Especialistas apontam impactos da privatização da distribuição de combustíveis no Brasil.
(Imagem: Marcello Casal Jr Agência Brasil)
Especialistas do setor de petróleo e entidades da área energética afirmam que a recente alta nos preços dos combustíveis em alguns postos pode estar relacionada à privatização da BR Distribuidora.
Em cidades como São Paulo, há relatos de postos comercializando gasolina por até nove reais o litro, mesmo sem reajustes equivalentes nas refinarias.
Segundo analistas, a venda da antiga subsidiária da Petrobras reduziu o controle estratégico do Estado sobre a cadeia de distribuição de combustíveis, o que teria deixado o mercado mais vulnerável a reajustes considerados abusivos.
Estrutura integrada ajudava a controlar preços
Antes da privatização, a Petrobras possuía uma estrutura considerada mais integrada, atuando em diferentes etapas do setor petrolífero, desde a produção até a distribuição.
De acordo com especialistas, essa integração permitia maior controle sobre os preços ao consumidor final, especialmente em momentos de instabilidade econômica ou crises internacionais.
O coordenador geral da Federação Única dos Petroleiros, Deyvid Bacelar, afirma que a antiga estrutura permitia a aplicação de políticas de preços mais equilibradas.
Segundo ele, uma empresa integrada consegue administrar melhor as variações do mercado internacional.
Conflito internacional teria sido usado como justificativa
Entidades do setor também afirmam que o conflito no Oriente Médio tem sido utilizado como justificativa para aumentos nos preços nas distribuidoras e postos.
A diretora técnica do Instituto de Estudos Estratégicos de Petróleo, Gás Natural e Biocombustíveis, Ticiana Alvares, alerta que os aumentos em alguns locais não refletem diretamente os valores praticados pelas refinarias.
Segundo cálculos apresentados pela Federação Única dos Petroleiros, em alguns casos o preço final ao consumidor pode chegar a um acréscimo próximo de quarenta por cento em relação ao valor inicial do combustível.

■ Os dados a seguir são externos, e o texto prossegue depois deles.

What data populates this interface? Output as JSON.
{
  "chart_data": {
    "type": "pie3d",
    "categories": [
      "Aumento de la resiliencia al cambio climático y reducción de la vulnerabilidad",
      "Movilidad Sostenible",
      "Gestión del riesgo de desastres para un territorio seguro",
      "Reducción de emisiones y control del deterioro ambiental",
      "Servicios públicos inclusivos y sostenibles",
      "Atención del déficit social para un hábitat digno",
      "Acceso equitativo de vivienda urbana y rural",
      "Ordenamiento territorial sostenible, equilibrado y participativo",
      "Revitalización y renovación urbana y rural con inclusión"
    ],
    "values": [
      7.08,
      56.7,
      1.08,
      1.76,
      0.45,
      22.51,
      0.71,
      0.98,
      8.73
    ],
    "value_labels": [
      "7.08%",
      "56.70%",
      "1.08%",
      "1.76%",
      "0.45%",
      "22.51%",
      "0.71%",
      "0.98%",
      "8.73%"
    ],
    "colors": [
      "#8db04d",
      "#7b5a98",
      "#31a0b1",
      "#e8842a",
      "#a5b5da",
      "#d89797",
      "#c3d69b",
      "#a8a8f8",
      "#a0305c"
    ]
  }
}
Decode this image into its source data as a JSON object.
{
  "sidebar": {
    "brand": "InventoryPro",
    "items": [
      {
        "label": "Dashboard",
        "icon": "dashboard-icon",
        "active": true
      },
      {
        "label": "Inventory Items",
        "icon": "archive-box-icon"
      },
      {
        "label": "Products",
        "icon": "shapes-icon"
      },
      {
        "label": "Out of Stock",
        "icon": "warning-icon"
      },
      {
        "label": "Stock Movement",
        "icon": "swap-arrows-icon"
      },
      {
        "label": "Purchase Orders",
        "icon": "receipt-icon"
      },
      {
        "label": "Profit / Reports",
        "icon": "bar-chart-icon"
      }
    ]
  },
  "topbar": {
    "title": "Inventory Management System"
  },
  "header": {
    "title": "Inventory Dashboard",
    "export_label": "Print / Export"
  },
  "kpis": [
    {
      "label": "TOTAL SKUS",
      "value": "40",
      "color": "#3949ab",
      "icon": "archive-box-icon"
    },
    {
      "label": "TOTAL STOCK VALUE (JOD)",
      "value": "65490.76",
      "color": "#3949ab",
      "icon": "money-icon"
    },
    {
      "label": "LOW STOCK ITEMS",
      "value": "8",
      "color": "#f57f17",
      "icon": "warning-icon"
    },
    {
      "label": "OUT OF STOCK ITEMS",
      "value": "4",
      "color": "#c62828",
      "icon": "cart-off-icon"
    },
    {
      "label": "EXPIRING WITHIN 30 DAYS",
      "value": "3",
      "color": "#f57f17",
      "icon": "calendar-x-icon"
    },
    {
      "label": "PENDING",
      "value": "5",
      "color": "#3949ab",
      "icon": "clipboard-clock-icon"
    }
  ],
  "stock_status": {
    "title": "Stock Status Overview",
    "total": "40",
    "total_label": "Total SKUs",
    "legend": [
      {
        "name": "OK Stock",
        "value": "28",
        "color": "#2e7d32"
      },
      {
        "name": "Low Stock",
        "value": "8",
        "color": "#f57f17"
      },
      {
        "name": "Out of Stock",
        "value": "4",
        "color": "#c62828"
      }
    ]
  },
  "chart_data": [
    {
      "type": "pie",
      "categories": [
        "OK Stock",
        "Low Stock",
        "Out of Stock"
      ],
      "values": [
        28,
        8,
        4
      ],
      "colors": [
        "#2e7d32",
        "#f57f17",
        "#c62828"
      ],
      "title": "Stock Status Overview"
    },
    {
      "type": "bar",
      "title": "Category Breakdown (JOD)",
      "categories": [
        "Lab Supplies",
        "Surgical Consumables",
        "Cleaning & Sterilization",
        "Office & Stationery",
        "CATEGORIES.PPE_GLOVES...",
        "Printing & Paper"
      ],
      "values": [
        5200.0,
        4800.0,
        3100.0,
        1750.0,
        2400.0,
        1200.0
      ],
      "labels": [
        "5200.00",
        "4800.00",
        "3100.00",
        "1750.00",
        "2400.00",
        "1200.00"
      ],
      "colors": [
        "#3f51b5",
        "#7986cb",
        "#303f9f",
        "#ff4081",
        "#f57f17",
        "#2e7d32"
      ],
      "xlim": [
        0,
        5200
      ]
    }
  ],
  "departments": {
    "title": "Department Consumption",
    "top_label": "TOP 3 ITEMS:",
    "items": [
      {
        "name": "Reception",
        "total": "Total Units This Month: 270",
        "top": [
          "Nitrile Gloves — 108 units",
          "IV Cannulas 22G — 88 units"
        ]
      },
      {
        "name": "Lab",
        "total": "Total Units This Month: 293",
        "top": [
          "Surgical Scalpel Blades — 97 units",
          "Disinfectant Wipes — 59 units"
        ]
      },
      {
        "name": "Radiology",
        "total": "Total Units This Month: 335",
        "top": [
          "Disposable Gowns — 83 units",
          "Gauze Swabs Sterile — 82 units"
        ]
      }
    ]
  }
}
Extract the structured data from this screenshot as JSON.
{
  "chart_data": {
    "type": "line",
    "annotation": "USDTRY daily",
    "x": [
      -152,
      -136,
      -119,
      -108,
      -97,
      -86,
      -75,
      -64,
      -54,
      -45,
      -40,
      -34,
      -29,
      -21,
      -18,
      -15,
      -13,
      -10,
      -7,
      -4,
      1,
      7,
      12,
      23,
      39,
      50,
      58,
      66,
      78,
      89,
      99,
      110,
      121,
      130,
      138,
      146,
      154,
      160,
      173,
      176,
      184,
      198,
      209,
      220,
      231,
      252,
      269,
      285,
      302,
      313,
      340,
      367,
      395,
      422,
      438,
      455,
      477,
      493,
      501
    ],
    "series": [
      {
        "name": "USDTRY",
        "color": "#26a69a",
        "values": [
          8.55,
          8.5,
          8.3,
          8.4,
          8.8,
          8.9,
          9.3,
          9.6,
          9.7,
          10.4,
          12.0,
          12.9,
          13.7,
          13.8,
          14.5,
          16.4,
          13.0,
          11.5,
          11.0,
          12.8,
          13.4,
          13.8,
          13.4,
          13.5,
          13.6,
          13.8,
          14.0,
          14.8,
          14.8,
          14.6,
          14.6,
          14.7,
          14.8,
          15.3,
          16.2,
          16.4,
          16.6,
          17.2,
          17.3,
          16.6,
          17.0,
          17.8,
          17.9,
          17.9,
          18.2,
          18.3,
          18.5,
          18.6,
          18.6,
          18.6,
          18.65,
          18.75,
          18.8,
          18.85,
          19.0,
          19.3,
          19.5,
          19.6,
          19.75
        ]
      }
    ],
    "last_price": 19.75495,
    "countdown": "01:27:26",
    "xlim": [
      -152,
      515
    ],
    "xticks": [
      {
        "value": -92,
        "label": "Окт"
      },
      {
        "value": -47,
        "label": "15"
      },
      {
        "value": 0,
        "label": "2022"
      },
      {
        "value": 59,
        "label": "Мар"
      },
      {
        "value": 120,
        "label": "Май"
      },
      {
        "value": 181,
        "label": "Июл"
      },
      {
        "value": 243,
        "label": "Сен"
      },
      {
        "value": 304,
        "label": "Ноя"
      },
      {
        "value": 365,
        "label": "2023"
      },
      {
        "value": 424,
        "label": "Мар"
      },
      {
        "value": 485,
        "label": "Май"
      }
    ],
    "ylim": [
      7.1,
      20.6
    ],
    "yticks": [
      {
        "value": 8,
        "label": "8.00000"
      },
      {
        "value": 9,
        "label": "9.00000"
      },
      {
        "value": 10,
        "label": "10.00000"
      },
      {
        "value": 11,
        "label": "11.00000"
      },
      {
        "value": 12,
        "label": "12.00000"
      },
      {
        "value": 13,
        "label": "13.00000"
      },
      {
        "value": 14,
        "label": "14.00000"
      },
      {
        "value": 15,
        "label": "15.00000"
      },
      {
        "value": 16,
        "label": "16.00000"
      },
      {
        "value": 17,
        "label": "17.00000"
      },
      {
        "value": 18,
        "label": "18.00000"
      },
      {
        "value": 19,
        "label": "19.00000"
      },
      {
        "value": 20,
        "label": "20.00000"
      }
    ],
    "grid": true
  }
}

Papel estratégico do Estado no setor energético
Para especialistas da área acadêmica, o setor de petróleo é estratégico para a economia nacional e para a segurança energética do país.
O professor de Engenharia de Petróleo da Universidade Federal Fluminense, Geraldo de Souza Ferreira, destaca que a presença de empresas públicas no setor permite ao Estado ter instrumentos de intervenção quando necessário.
Segundo ele, empresas privadas tendem a priorizar o retorno financeiro, enquanto companhias públicas também consideram sua função social e o impacto econômico para a população.
Governo adota medidas para reduzir impacto
Diante do cenário de aumento nos preços, o governo federal adotou medidas para reduzir o impacto no bolso dos consumidores.
Entre as ações anunciadas está a redução das alíquotas de PIS e Cofins sobre o diesel, o que representa uma queda aproximada de trinta e dois centavos por litro.
Além disso, uma medida provisória autorizou a concessão de subvenção econômica no mesmo valor para a comercialização do combustível.
Somadas, as medidas podem reduzir cerca de sessenta e quatro centavos por litro no preço final do diesel.
O governo também criou uma sala de monitoramento para acompanhar o comportamento do mercado de combustíveis no Brasil e no exterior.